Pods: By encapsulating one (or more) application containers, pods are the most basic execution unit of a Kubernetes application. Each Pod contains the code and storage resources required for execution and has its own IP address. Pods include configuration options as well. Typically, a Pod contains a single container or few containers that are coupled into an application or business function and that share a set of resources and data.

Deployments: A method of deploying containerized application Pods. A desired state described in a Deployment will cause controllers to change the actual state of the cluster to achieve that state in an orderly manner. Learn more about Kubernetes Deployments.

ReplicaSet: Ensures that a specified number of identical Pods are running at any given point in time.

Cluster DNS: serves DNS records needed to operate Kubernetes services.

Container Resource Monitoring: Captures and records container metrics in a central database.

What are Kubernetes architecture best practices and design principles?

Gartner’s Container Best Practices suggest a platform strategy that considers security, governance, monitoring, storage, networking, container lifecycle management and orchestration like Kubernetes.

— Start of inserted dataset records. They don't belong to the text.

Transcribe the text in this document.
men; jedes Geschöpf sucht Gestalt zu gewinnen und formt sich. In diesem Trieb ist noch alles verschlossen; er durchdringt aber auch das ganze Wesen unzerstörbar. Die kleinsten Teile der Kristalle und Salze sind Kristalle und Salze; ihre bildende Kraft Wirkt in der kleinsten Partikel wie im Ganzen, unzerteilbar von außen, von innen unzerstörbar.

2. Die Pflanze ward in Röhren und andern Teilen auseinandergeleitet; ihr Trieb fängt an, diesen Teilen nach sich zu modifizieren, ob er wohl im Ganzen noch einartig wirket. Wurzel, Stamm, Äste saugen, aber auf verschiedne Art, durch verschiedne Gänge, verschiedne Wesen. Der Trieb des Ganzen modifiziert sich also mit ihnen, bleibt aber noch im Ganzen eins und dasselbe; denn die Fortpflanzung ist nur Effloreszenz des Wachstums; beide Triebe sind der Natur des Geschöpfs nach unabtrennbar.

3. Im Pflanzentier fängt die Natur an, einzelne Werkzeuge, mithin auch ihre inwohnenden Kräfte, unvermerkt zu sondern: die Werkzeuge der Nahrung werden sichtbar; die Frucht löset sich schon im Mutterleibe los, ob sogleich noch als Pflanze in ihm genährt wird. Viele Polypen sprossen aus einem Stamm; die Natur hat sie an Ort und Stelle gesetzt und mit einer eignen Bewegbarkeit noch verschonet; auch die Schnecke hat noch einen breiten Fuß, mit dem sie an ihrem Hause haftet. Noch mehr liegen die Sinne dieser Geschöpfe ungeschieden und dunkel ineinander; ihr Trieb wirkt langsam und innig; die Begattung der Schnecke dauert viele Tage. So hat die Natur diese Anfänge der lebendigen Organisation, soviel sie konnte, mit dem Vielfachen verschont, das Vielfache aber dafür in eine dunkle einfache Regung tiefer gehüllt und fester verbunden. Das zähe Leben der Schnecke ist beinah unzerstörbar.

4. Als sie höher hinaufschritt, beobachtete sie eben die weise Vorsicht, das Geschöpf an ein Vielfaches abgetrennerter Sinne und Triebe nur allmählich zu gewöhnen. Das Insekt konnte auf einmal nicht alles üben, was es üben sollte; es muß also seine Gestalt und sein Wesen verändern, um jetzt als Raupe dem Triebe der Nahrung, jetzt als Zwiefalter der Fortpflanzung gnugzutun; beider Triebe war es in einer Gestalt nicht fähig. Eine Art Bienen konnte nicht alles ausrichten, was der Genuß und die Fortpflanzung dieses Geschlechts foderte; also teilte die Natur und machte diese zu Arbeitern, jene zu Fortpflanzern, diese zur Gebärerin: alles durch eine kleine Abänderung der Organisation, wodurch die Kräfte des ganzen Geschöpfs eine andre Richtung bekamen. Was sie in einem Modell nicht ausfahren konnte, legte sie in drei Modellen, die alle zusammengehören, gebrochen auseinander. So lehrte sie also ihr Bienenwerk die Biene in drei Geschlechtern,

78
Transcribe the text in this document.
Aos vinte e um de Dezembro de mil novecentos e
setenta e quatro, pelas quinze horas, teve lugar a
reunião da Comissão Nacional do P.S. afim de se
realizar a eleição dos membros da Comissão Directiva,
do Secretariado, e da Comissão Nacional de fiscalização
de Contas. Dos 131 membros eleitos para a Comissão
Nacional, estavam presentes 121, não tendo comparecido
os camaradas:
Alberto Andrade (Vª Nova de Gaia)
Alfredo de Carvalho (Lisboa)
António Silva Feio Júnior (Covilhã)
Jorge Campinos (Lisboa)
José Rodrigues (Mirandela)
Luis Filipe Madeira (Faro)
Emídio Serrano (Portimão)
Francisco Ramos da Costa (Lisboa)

Here are some best practices for architecting Kubernetes clusters:

  • Ensure you have updated to the latest Kubernetes version (1.18 as of this writing).
  • Invest up-front in training for developer and operations teams.
  • Establish governance enterprise-wide. Ensure tools and vendors are aligned and integrated with Kubernetes orchestration.
  • Enhance security by integrating image-scanning processes as part of your CI/CD process, scanning during build and run phases. Open-source code pulled from a Github repository should always be considered suspect.
  • Adopt role-based access control (RBAC) across the cluster. Least privilege, zero-trust models should be the standard.
  • Further secure containers by using only non-root users and making the file system read-only.
  • Avoid use of default value, since simple declaratives are less error-prone and demonstrate intent more clearly.
  • Be careful when using basic Docker Hub images, which can contain malware or be bloated with unnecessary code. Start with lean, clean code and build packages up from there. Small images build faster, are smaller on disk, and image pulls are faster as well.
  • Keep containers simple. One process per container will let the orchestrator report if that one process is healthy or not. 
  • When in doubt, crash. Kubernetes will restart a failed container, so do not restart on failure.
  • Be verbose. Descriptive labels help current developers and will be invaluable to developers to follow in their footsteps.
  • Don’t get too granular with microservices. Not every function within a logical code component need be its own microservice.
  • Automate, where it makes sense. Automating CI/CD pipeline lets you avoid manual Kubernetes deployments entirely.
  • Use livenessProbe and readinessProbe to help manage Pod lifecycles, or pods may end up being terminated while initializing or begin receiving user requests before they are ready.

Kubernetes architecture is straightforward and intuitive. The loose coupling between control plane and node allows for nearly infinite flexibility and the ability for an application to scale out virtually instantaneously to meet changing needs, to migrate users to new builds, and to support migration from on-premises to cloud-based nodes or between multiple clouds to take advantage of desired features of each cloud provider.